With two separate primary and secondary windings it will be necessary to determine the phasing of all four windings by experimentation. Connected the wrong way the windings will cancel out their outputs.
If you control the output with a variable output autotransformer like a Variac, Powerstat, etc. Connect the autotransformer to the primary winding of the stepdown transformer, not the secondary winding Be sure the voltage rating of the autotransformer is equal to or greater then the primary input voltage.
Your light bulb idea is a useful tool. But if your light bulb is in series with one or more of the secondaries in any combination of this particular transformer there is no way you would see 600 V from the primary.
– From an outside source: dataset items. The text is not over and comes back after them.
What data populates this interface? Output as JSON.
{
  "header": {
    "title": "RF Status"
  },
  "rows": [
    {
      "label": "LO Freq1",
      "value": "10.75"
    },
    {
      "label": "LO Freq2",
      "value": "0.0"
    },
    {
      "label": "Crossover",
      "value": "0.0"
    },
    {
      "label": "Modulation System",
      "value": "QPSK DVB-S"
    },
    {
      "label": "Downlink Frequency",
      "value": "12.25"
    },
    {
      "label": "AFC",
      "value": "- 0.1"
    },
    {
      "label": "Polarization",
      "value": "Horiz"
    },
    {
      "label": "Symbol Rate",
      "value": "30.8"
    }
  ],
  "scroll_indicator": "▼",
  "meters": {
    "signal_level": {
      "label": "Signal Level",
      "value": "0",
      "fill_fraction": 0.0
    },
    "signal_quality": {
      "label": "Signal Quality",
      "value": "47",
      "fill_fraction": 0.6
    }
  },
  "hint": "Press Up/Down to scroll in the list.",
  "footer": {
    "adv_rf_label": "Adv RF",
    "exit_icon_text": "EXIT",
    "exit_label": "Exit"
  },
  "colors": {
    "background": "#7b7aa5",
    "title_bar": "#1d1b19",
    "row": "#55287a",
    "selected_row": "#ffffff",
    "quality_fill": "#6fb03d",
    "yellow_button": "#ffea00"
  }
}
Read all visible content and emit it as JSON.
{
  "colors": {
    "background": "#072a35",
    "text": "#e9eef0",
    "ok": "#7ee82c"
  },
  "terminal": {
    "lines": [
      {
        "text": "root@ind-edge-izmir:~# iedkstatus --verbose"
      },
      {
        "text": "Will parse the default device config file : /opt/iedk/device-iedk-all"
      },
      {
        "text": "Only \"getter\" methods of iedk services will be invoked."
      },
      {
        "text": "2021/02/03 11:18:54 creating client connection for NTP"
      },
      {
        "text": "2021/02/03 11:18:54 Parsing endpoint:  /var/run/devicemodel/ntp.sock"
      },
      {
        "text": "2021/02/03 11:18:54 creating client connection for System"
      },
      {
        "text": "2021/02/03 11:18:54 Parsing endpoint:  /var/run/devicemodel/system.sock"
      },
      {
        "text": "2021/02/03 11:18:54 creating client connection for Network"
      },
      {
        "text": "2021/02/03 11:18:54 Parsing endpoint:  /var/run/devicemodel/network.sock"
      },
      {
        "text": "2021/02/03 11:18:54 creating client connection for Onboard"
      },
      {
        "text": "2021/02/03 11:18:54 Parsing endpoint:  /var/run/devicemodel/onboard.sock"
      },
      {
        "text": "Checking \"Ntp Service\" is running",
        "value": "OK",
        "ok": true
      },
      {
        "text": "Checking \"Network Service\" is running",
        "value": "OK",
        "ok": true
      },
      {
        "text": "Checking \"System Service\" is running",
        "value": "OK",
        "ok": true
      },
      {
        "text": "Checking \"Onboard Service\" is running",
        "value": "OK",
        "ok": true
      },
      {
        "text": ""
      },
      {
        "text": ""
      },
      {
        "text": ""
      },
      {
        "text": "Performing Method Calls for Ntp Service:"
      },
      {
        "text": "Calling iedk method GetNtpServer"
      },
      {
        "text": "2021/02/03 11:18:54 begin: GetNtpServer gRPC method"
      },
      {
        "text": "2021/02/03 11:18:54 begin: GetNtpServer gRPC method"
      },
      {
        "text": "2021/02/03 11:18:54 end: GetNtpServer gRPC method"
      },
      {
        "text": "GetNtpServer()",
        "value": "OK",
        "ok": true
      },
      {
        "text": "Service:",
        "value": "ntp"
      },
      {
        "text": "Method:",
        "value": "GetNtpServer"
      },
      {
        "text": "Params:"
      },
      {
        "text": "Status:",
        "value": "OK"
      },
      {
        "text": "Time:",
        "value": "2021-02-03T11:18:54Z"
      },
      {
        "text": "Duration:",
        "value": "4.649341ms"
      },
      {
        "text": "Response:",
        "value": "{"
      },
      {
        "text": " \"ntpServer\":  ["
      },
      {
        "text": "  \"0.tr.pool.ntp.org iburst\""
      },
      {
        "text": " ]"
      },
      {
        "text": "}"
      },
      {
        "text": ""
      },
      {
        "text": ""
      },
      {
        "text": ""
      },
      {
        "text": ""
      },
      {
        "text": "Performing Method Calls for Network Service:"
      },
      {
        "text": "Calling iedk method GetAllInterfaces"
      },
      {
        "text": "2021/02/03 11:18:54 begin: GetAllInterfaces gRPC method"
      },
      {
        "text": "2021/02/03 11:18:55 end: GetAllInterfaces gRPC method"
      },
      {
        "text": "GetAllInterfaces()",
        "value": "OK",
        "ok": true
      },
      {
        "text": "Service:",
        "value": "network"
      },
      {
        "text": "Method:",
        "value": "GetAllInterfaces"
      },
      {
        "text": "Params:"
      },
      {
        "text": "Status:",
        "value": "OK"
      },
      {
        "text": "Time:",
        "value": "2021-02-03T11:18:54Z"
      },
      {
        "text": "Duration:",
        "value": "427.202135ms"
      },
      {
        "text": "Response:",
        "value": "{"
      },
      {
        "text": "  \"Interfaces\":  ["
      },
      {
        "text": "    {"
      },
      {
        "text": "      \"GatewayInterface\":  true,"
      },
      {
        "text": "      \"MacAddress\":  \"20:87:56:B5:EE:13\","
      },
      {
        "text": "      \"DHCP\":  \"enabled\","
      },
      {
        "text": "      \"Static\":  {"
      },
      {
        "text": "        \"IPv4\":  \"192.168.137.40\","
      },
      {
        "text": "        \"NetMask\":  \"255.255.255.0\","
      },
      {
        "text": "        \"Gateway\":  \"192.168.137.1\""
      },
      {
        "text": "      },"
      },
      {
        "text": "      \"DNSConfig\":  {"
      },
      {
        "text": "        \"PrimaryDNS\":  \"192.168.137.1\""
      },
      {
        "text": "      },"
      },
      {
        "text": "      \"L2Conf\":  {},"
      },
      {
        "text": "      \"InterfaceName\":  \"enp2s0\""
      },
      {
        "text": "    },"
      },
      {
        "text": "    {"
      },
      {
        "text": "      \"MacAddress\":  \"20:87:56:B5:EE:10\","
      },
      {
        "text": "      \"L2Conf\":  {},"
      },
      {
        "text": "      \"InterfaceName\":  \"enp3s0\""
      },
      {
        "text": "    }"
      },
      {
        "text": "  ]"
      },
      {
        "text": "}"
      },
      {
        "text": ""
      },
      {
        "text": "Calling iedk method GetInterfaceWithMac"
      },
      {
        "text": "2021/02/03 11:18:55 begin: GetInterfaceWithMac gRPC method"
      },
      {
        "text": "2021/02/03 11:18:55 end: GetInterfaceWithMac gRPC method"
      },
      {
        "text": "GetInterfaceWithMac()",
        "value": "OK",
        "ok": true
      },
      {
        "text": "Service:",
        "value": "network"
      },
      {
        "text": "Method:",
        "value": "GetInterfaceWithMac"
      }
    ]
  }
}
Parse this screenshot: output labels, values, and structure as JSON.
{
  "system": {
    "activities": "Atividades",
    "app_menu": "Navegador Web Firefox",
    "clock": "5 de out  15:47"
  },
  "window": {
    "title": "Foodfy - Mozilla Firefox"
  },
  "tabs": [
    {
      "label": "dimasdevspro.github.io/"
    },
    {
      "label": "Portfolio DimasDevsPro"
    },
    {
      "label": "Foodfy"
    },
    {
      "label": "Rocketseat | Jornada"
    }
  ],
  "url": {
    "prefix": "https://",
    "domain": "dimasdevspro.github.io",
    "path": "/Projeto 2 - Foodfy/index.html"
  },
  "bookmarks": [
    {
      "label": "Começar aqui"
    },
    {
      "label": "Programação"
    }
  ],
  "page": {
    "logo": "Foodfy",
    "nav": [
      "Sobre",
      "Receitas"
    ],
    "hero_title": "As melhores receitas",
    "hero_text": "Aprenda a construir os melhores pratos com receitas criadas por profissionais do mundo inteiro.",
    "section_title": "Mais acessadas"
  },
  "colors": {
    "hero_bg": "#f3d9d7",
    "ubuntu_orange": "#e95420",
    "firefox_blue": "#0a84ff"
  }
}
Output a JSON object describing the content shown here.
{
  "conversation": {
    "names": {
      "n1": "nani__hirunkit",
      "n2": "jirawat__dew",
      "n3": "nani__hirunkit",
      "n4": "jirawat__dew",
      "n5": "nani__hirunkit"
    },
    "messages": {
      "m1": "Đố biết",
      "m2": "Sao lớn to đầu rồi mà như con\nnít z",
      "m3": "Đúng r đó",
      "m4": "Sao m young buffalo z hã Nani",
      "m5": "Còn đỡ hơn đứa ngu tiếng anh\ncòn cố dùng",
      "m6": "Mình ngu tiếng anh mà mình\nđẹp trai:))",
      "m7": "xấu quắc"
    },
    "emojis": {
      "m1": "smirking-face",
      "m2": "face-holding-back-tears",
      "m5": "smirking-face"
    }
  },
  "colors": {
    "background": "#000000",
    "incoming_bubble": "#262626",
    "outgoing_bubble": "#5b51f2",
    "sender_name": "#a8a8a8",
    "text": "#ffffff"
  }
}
For example a 100 W 120 V incandescent lamp within 20 milliseconds will be near 120*120/100 = 144 ohms. For this size transformer unloaded you will not apply a very large voltage to the coil you connect to.
For two reasons.
1. The shunt impedance of the transformer unloaded and assuming no saturation for a secondary on this transformer will be low compared to 144 ohms. Thus, full line voltage would not be applied to the secondary. I have no idea what it would be, but suppose it was 24 V and the transformer ratio is 5 to 1 from one secondary to one primary, then the primary voltage would be 120 V.
2. The second reason is iron core transformers are designed to go into heavy saturation somewhat above nominal voltage for the particular winding. Saturation greatly lowers the average impedance.